Sporting disqualification from all high-intensity ultra-endurance activity was discussed with the athlete together with ICD insertion. Personal and family genetic counselling together with clinical symptom education was given to the athlete regarding the risks of ultra-endurance exercise and the potential for SCD. The athlete and family members agreed for genetic testing, but the athlete refused an ICD. Accordingly, the athlete is required to undergo a comprehensive yearly cardiovascular examination. However, the athlete continues to compete in ultra-endurance running events despite knowing the risks posed by continued high intensity competition; and with 2 years of follow-up data he remains asymptomatic without any significant cardiac changes.

Conclusion

This case study reports an asymptomatic male athlete with 25 years of ultra-endurance competition, with genetically confirmed HCM phenotypically manifesting with LVH, a small LV cavity together with repolarisation abnormalities suggestive of HCM. Despite documented asymmetric hypertrophy and focal myocardial fibrosis in the basal anteroseptal and inferoseptal walls, it is suspected that the athlete is able to run ultra-marathons due to a compliant LV with normal diastolic and systolic parameters, which is able to augment stroke volume. In conclusion, rare as they might be, a minority of HCM patients are capable of life-long careers in ultra-endurance exercise. This case also highlights the importance of systematic evaluation of all athletes with electrocardiographic features suggestive of a cardiomyopathy or ion channelopathy, with LGE CMR (Figure 7), maximal cardiopulmonary stress testing, first-degree family screening and where appropriate, genetic testing, to determine whether such changes represent physiological adaptation or pathological phenomena.

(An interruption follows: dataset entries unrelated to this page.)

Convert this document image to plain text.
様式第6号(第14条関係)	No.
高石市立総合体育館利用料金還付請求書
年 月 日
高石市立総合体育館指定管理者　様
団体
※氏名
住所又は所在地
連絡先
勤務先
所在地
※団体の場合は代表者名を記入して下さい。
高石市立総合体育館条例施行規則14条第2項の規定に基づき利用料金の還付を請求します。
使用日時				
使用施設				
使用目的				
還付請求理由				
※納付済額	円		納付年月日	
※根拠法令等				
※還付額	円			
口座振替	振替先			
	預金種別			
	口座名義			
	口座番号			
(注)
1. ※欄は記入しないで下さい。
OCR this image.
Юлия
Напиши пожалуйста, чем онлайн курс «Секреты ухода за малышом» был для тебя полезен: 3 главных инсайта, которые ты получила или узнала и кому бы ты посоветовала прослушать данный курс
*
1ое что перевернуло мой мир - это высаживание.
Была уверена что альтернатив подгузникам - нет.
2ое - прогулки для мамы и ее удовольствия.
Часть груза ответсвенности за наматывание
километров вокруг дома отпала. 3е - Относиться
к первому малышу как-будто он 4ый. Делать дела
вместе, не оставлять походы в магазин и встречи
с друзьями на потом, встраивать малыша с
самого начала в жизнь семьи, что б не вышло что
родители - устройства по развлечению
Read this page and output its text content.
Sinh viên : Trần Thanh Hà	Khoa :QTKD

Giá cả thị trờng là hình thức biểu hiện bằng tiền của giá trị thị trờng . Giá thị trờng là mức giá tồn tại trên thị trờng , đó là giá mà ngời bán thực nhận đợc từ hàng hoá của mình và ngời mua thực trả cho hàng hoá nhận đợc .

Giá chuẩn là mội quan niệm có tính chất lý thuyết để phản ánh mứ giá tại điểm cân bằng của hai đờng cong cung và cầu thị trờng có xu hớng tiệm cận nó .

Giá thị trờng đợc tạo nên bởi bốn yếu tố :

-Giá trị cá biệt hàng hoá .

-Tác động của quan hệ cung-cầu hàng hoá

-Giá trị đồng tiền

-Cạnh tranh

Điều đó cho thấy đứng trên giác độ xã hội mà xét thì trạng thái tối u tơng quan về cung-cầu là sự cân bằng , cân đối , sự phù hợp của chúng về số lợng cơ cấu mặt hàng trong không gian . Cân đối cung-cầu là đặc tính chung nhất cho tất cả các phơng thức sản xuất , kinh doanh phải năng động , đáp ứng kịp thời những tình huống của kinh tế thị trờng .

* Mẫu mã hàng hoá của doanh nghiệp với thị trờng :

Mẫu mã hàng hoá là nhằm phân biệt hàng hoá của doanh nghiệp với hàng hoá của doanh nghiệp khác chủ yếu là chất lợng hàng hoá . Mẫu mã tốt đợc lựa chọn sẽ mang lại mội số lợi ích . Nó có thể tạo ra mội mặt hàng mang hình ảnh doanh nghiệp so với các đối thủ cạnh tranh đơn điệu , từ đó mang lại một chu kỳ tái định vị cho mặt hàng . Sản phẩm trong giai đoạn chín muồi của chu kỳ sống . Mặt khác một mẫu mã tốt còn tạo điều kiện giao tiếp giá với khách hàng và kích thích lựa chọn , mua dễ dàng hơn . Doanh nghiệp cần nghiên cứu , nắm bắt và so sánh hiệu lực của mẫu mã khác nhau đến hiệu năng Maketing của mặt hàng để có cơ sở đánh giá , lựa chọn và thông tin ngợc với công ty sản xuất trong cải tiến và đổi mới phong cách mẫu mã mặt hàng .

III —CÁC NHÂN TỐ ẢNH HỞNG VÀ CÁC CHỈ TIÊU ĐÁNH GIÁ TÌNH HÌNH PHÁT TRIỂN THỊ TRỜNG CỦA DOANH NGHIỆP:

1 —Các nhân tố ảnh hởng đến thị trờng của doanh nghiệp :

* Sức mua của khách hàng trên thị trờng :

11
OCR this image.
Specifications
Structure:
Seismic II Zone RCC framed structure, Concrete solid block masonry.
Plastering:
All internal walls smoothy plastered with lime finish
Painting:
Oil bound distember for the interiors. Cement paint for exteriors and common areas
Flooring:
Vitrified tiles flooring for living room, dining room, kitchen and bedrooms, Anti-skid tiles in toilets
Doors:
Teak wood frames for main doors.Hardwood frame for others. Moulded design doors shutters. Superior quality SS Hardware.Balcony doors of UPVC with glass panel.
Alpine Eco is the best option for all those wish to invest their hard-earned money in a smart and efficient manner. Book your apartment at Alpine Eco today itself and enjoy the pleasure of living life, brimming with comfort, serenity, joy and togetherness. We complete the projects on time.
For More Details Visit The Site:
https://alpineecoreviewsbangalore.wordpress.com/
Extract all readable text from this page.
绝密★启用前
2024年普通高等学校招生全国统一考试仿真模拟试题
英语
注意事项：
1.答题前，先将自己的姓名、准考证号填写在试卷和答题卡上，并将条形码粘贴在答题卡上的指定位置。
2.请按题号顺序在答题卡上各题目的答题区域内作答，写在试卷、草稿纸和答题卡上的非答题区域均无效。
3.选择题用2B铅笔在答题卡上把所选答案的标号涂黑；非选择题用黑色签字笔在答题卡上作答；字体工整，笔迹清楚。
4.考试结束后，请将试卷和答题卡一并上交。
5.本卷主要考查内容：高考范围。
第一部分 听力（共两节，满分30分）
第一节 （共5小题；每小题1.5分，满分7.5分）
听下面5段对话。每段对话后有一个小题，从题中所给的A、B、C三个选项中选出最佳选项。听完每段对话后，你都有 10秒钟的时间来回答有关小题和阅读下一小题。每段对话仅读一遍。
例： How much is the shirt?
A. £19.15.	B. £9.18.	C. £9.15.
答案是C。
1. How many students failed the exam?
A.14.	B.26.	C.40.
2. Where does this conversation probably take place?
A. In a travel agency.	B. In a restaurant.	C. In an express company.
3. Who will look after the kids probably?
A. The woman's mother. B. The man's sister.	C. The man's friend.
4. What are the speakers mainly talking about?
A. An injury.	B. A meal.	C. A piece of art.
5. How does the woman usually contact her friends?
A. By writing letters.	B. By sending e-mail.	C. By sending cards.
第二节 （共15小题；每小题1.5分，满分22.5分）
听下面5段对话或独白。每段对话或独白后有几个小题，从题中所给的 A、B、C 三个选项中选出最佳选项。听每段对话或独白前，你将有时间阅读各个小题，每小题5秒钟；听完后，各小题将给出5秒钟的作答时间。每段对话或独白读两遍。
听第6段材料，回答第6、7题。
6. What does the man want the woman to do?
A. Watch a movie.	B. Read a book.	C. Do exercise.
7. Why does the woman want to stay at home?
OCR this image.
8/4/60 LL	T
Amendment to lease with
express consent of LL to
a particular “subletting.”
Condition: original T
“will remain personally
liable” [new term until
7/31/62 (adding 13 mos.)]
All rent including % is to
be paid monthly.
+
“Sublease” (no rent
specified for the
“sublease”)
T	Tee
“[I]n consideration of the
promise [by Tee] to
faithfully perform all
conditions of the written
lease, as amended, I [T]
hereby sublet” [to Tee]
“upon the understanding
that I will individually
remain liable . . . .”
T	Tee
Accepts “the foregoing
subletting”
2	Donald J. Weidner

thumbnailFigure 7. Clinical criteria used to help differentiate athlete's heart from HCM in cases with a borderline degree of LVH (13-16 mm). LVH = left ventricular hypertrophy; HCM = hypertrophic cardiomyopathy; BSA = body surface area; LVWT = left ventricular wall thickness; LVEDD = left ventricular end-diastolic diameter; LVOTO = left ventricular outflow tract obstruction; V02 = oxygen consumption; TDI = tissue doppler imaging.

Consent

Written informed consent was obtained from the patient for publication of this case report and any accompanying images. A copy of the written consent is available for review by the Editor-in-Chief of this journal.

Abbreviations

HCM: Hypertrophic cardiomyopathy; SCD: Sudden cardiac death; LV: Left ventricle; LVH: Left ventricular hypertrophy; LVWT: Left ventricular wall thickness; CMR: Cardiac magnetic resonance.

Competing interests

The authors declare that they have no competing interests.

Authors' contributions

MGW, NC and SS designed the case, MGW, NC, MP, ROH and SS collected and analyzed the data, MGW and NC wrote the preliminary draft of the manuscript and all authors supplied comments and corrections, SS is the guarantor. All authors read and approved the final manuscript.

Funding

Authors NC and MP are funded by a research grant from the charitable organisation 'Cardiac Risk in the Young' (Epson Downs, United Kingdom). SKP was supported by the NIHR Cardiovascular Biomedical Research Unit of the Royal Brompton and Harefield NHS Foundation Trust and Imperial College.